U.S. Pat. No. 6,811,553 (Inventor: Anthone) discusses a method to provide an efficient, safe, and easy to use supracapsular method for removal of cataracts, wherein a groove is formed in the cataract nucleus. The nucleus is cracked along the groove into two halves and rotated approximately 90 degrees. Force is applied to the proximal half to effect movement of the distal half into a stacked position relative to the proximal half. The nucleus halves along with the remainder of the cataract are then emulsified and removed. In order to minimize the chances of trauma to the capsule while sweeping the lens capsule away from cataract portions as well as making a crack in the nucleus and for otherwise assisting in manipulation of nucleus portions, an instrument has a prongless cataract-engaging portion, preferably with a convex frontal edge.
The use of laser energy for ablation of lens material has been discussed previously. U.S. Pat. No. 5,465,737 (Inventor: Schachar) and other patents issued to the same inventor describe treating presbyopia and hyperopia by a method which increases the amplitude of accommodation by increasing the effective working distance of the ciliary muscle in the presbyopic eye.

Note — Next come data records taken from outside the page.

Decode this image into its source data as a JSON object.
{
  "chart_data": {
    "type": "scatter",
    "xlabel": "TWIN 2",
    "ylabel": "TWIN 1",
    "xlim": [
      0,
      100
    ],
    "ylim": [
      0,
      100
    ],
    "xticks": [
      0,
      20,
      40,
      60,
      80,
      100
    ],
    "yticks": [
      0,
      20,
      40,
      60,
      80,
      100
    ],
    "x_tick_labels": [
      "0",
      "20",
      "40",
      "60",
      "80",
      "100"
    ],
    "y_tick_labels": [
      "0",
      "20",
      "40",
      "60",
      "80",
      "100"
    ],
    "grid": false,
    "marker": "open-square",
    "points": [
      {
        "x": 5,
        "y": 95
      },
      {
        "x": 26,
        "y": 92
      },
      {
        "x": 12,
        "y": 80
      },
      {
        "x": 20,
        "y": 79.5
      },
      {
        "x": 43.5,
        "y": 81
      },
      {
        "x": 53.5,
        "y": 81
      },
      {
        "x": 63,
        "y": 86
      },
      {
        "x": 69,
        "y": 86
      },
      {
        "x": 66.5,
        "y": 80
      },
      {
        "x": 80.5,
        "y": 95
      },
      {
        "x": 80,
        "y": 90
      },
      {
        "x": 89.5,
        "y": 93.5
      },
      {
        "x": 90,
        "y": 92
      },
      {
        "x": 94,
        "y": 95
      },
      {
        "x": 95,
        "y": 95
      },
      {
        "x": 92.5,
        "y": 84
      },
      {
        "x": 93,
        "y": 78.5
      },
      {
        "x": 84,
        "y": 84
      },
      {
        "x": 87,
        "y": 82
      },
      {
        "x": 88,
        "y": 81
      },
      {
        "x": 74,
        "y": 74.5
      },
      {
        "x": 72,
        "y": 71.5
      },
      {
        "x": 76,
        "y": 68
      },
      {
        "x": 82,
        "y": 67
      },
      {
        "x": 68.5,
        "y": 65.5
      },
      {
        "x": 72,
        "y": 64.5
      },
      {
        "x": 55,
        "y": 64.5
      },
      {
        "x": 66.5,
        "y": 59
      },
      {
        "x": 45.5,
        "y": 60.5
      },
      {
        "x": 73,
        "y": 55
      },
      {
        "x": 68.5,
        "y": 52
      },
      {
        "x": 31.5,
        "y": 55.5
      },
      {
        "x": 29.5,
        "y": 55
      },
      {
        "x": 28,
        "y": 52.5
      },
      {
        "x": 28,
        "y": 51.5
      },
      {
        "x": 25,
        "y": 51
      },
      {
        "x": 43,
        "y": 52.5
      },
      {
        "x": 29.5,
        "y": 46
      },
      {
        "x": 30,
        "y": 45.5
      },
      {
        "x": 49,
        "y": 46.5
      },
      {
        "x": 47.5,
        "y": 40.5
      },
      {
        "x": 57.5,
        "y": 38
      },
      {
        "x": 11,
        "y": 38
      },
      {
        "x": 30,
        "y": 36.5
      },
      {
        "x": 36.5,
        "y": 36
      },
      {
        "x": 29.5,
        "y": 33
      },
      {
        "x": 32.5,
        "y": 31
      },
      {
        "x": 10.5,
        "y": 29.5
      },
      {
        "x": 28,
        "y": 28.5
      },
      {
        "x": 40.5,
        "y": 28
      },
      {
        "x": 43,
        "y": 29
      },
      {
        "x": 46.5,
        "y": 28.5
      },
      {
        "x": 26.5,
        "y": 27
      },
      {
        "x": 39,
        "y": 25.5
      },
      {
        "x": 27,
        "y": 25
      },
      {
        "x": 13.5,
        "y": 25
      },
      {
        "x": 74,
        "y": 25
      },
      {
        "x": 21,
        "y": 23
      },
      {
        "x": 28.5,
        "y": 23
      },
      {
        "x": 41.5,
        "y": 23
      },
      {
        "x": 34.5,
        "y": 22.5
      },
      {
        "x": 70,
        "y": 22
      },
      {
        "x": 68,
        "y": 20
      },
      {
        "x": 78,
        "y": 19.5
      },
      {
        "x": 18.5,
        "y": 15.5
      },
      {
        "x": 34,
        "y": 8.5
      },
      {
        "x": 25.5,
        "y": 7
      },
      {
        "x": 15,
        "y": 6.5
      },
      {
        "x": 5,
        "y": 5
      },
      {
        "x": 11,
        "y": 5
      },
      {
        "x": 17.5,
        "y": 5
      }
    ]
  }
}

Schachar states that presbyopia is also arrested by inhibiting the continued growth of the crystalline lens by application of heat, radiation or antimitotic drugs to the epithelium of the lens.
U.S. Pat. No. 6,322,556 (Gwon) discusses a method for the laser photoablation of ocular lens tissue which comprises the steps of determining a volume of the lens tissue to be photoablated and directing a pulsed, infrared laser beam at the volume with an amount of energy effective for photoablating the determined region without causing substantial damage to surrounding tissue regions. The laser beam is initially directed at a focal point below an anterior surface of the ocular lens and such focal point is moved towards the ocular lens anterior surface in order to ablate the determined volume. The laser is preferably an Nd:YLF laser operating at a frequency of about 1053 nanometers and a pulse repetition rate of about 1000 Hertz with a pulse width of about 60 picoseconds. Each pulse has an energy of about 30 microjoules. The laser operates with a focused beam diameter of about 20 microns and operates with a “zone of effect” of no greater than about 50 microns. The method is said to provide for the correction of myopia, hyperopia or presbyopia and enables the removal of incipient cataract.
U.S. Pat. No. 6,325,792 (Inventors: Swinger and Lai) describes the application of low energy, ultra-short (femtosecond) pulsed laser radiation to the patient's eye in one of a number of patterns such that the exposed ocular tissue is ablated or excised through the process of optical breakdown or photodisruption in a very controlled fashion. Using the laser inside the eye allows the surgeon to perform glaucoma operations such as trabeculoplasty and iridotomy, cataract techniques such as capsulectomy, capsulorhexis and phacoablation, and vitreoretinal surgery, such as membrane resection. The various procedures are accomplished by controlling energy flux or irradiance, geometric deposition of beam exposure and exposure time.
Cataract remains a major global affliction causing blindness in millions of people. However, there is currently no promising non-surgical therapy for cataract on the immediate horizon. Despite the numerous patents and publications describing treatments for cataracts, the current standard treatment for cataract is removal and replacement of the lens. It would be highly desirable and beneficial to be able to reduce the likelihood of cataract.